YAMANTAKA//SONIC TITAN with SEXY MERLIN and PINK NOISE at the Garrison (1197 Dundas West), Saturday (January 28), 9 pm. $8-$10. RT, SS. See listing.
Yamantaka//Sonic Titan purposely position themselves at the nebulous centre of multiple dialogues about identity politics, culture, genre, discipline and even what it means to be a band.
Co-leaders Ruby Kato Attwood and Alaska B started the musical/artistic collective as a way of challenging and complicating the cultural signification often assumed to be inherent in their mixed-race Asian Canadian heritage. That grand scope presented a grand challenge after they signed to Psychic Handshake and had to fit their maximalist, multi-faceted aesthetic into a unified 30-minute debut record.
"When we started [at art school in Concordia], it was all about recreating a feeling or moment, and we didn't approach it from a musical perspective," says Kato Attwood over breakfast in Toronto. "It was difficult to extract just the music and migrate it onto CD."
"We're not trying to encapsulate that complexity within the world of a rock band," clarifies Alaska B. "Instead, we're trying to express the rock band that lives inside that complex world."
Their impressive self-titled album not only presents that unique vision, but does so in a graceful, accessible fashion. Sure, it still resists tidy definition, but its mix of prog-rock, baroque rhythms, drone metal and Asian pop is full of depth and eminently listenable.

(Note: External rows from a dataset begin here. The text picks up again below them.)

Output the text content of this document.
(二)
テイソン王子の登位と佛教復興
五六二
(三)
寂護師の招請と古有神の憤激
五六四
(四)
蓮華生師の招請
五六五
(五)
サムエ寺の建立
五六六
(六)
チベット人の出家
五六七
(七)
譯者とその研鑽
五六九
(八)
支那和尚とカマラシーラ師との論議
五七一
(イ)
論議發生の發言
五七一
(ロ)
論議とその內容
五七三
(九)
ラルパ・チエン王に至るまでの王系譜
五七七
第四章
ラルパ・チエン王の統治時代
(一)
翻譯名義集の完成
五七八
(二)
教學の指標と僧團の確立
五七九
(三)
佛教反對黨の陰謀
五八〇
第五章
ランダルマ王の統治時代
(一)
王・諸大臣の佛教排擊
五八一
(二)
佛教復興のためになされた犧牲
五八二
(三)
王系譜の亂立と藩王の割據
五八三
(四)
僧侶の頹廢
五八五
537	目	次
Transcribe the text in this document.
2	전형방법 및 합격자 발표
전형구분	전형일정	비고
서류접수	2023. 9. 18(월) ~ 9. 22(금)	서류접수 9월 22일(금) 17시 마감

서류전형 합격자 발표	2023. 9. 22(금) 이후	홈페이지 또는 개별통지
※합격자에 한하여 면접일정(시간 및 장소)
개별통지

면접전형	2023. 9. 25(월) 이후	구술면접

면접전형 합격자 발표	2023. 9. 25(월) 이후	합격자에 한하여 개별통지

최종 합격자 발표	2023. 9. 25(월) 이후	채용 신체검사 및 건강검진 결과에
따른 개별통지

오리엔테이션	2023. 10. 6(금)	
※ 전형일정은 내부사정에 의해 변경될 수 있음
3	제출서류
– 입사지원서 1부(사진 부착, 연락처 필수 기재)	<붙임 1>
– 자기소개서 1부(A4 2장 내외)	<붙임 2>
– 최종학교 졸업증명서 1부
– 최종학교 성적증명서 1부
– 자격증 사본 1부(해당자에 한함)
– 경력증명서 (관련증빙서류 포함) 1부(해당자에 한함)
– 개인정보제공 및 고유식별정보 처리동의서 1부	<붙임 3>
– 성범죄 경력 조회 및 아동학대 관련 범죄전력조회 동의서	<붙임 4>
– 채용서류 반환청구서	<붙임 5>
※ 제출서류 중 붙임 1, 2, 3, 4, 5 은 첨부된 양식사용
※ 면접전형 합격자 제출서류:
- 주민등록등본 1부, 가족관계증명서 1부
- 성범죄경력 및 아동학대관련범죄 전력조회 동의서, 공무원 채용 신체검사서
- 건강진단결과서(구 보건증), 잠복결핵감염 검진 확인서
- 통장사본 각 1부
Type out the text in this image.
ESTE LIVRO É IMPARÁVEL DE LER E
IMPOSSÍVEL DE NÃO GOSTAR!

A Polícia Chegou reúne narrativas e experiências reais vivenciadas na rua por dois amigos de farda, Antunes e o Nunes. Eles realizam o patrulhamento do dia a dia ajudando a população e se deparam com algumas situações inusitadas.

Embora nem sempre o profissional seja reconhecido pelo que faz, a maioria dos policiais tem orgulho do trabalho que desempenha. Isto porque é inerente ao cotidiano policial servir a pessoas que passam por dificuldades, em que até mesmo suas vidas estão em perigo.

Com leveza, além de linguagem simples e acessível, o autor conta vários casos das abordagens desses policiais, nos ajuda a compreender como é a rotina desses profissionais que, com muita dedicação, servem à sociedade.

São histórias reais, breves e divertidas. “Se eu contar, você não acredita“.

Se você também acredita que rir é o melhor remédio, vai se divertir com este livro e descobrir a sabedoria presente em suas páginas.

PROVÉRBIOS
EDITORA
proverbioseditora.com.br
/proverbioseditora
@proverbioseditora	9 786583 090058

That's surprising for a band so self-consciously experimental.
And while it features songs from their in-progress opera, Star, it's a unified, standalone album. The version they present live, meanwhile, includes homemade costumes, set dressings and performative, over-the-top delivery, all adapted to work in bars and rock clubs.
Yamantaka//Sonic Titan's ambitions still extend beyond the musical realm, though. They'll follow up their
January 27 January 28 Garrison gig with a February 8 to 12 stint at Buddies in Bad Times Theatre in which they'll present their first full-scale narrative "Noh-wave" musical as part of the Rhubarb Festival.
Entitled 33, it blends Christian and Buddhist mythology, projections, numerology, pop art and Japanese theatrical traditions into a 21st-century tale of a drag queen apprentice with a murderous streak.
"Instead of falling in the middle all the time, we can do the touring band version of our show and the rock opera version," says Kato Attwood. "We can have it both ways."